Robert HARNEIS - TDO- (FRANCE) - Italy’s economy contracted in the last quarter of the year, officially placing the country in recession.

Gross domestic product fell a quarterly 0.2 percent between October and December, following a 0.1 percent decline in the third quarter, and was up 0.1 percent on an annual basis, according to the national statistics bureau ISTAT.

The news confirmed Italy’s position as a no growth country thanks to the constraining nature of the Euro that ties it to Germany. Many economists believe that until the Italian currency breaks away from the Euro there can be no recovery.

The data presents a dilemma for the European Central Bank, which ended its bond-buying stimulus program late last year. So far Italian 10 year bonds have not suffered noticeably from this withdrawal of support but investors are nervous.

With some justification, the Italian government which took office in June last year was quick to blame its center-left predecessors for the latest slump. Deputy Prime Minister Luigi Di Maio said the data “certified the failure of the entire political class which Italians sent packing” at last year’s election.

Prime Minister Giuseppe Conte said government measures, much disputed by the European Commission, would ensure a firm recovery from the second half of this year.

Conte pointed out the euro zone’s third-largest economy has been weakening since early 2017 and has recently been hit by a slowdown in main trading partners such as China and Germany.

Critics say the coalition parties worsened the situation by fighting with Brussels over fiscal policy, damaging market confidence which pushed up Italy’s borrowing costs and hurt the economy.

Over the whole of 2018, growth came in at 1 percent, down from 1.6 percent in 2017.

ISTAT said the quarterly contraction at the end of the year was due to a fall in domestic demand, which outweighed a positive contribution from trade flows.

It gave no numerical breakdown with its preliminary estimate, but said industry and agriculture had been negative, while the service sector was “substantially stable”.

The government of the anti-establishment 5-Star Movement and the right-wing League has targeted GDP growth of 1 percent this year, but most independent bodies expect it to be little more than half that.

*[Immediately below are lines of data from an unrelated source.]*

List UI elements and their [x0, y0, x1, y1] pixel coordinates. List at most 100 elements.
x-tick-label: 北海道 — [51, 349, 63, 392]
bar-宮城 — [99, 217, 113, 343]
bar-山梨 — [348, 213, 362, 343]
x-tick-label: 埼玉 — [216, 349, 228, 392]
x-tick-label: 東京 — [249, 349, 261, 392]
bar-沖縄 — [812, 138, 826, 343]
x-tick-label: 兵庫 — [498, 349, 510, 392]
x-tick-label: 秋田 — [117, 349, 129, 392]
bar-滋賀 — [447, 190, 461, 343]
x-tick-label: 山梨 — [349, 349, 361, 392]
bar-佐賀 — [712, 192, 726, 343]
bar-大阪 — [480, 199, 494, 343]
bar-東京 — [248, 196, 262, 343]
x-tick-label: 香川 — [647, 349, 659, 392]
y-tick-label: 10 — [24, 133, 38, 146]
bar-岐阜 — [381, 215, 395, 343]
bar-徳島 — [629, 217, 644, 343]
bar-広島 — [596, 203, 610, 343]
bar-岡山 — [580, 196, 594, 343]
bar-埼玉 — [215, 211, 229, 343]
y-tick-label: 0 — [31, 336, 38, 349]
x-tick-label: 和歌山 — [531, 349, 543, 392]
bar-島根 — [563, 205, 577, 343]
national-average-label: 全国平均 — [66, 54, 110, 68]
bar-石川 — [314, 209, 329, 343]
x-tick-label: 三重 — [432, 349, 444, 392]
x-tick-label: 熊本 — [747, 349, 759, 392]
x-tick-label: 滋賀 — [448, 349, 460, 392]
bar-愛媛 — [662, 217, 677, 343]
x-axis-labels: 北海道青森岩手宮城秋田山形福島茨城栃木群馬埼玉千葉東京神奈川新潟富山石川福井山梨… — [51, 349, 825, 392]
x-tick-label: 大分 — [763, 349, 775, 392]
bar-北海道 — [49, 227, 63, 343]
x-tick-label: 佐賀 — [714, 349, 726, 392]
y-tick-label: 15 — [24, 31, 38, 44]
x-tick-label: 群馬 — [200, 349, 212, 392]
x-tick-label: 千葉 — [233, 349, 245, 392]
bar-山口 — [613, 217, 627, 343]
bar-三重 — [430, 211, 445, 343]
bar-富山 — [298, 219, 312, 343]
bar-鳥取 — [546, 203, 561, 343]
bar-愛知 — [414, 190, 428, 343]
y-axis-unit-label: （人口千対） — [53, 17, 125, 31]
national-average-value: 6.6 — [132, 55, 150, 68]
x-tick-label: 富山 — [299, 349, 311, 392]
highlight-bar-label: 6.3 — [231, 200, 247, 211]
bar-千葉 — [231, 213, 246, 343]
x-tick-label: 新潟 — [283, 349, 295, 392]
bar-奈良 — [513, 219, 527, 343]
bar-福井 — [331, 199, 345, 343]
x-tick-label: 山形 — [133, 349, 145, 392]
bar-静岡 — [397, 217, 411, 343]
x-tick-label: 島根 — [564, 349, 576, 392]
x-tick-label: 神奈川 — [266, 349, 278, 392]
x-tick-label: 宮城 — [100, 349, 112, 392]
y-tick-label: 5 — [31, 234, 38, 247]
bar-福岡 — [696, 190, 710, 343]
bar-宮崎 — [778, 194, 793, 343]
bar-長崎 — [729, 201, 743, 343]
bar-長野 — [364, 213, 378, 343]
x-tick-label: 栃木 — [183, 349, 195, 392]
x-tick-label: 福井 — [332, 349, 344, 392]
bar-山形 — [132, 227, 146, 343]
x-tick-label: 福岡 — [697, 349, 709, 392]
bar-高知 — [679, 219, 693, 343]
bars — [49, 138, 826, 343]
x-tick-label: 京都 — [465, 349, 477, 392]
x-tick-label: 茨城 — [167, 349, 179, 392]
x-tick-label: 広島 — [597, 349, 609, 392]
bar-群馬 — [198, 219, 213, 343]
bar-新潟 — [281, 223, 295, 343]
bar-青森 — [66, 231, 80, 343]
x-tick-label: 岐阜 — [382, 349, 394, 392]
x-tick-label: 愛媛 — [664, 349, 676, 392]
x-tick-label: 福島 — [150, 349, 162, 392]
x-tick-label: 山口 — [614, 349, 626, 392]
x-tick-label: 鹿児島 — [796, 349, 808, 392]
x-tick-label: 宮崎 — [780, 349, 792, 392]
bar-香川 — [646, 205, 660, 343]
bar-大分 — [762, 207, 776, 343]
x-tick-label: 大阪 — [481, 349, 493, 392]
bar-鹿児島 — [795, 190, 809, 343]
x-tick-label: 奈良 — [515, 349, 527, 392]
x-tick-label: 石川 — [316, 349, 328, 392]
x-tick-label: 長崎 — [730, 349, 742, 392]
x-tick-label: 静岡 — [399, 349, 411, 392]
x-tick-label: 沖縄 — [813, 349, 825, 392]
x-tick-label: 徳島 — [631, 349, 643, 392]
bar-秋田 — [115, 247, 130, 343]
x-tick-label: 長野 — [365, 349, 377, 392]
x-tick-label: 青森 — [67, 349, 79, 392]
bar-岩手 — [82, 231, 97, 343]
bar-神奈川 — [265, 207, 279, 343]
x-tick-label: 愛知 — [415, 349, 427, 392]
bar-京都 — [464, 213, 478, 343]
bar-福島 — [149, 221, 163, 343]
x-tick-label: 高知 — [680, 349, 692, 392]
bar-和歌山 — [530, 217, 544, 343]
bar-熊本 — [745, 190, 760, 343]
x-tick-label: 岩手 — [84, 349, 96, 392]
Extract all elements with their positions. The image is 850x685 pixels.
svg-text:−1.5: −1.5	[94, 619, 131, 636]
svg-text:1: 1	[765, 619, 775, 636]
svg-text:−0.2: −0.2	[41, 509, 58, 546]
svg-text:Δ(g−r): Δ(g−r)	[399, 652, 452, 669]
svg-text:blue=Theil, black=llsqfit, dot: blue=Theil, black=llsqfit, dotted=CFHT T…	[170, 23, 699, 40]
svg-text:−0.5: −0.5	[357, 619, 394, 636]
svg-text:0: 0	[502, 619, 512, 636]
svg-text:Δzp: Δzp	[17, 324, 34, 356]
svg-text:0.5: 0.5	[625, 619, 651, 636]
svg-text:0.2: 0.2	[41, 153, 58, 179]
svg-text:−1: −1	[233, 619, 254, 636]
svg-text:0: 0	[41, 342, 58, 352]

A Reuters survey of 46 economists published this month forecast 2019 growth of 0.7 percent. The Bank of Italy and the International Monetary Fund both forecast 0.6 percent.

The coalition approved an expansionary budget in December aimed at heading off the growing threat of recession.

The budgetfeatures a new income support scheme for the poor and allows people to retire earlier. It also cuts taxes for the self-employed.

At the same time, Germany halved its economic forecast for 2019 from 1.8% to 1%. European economies are struggling. It underlines why EU leaders really do need to secure a deal with the UK, with ‘No Deal’ on 29th March likely to further hit European economies.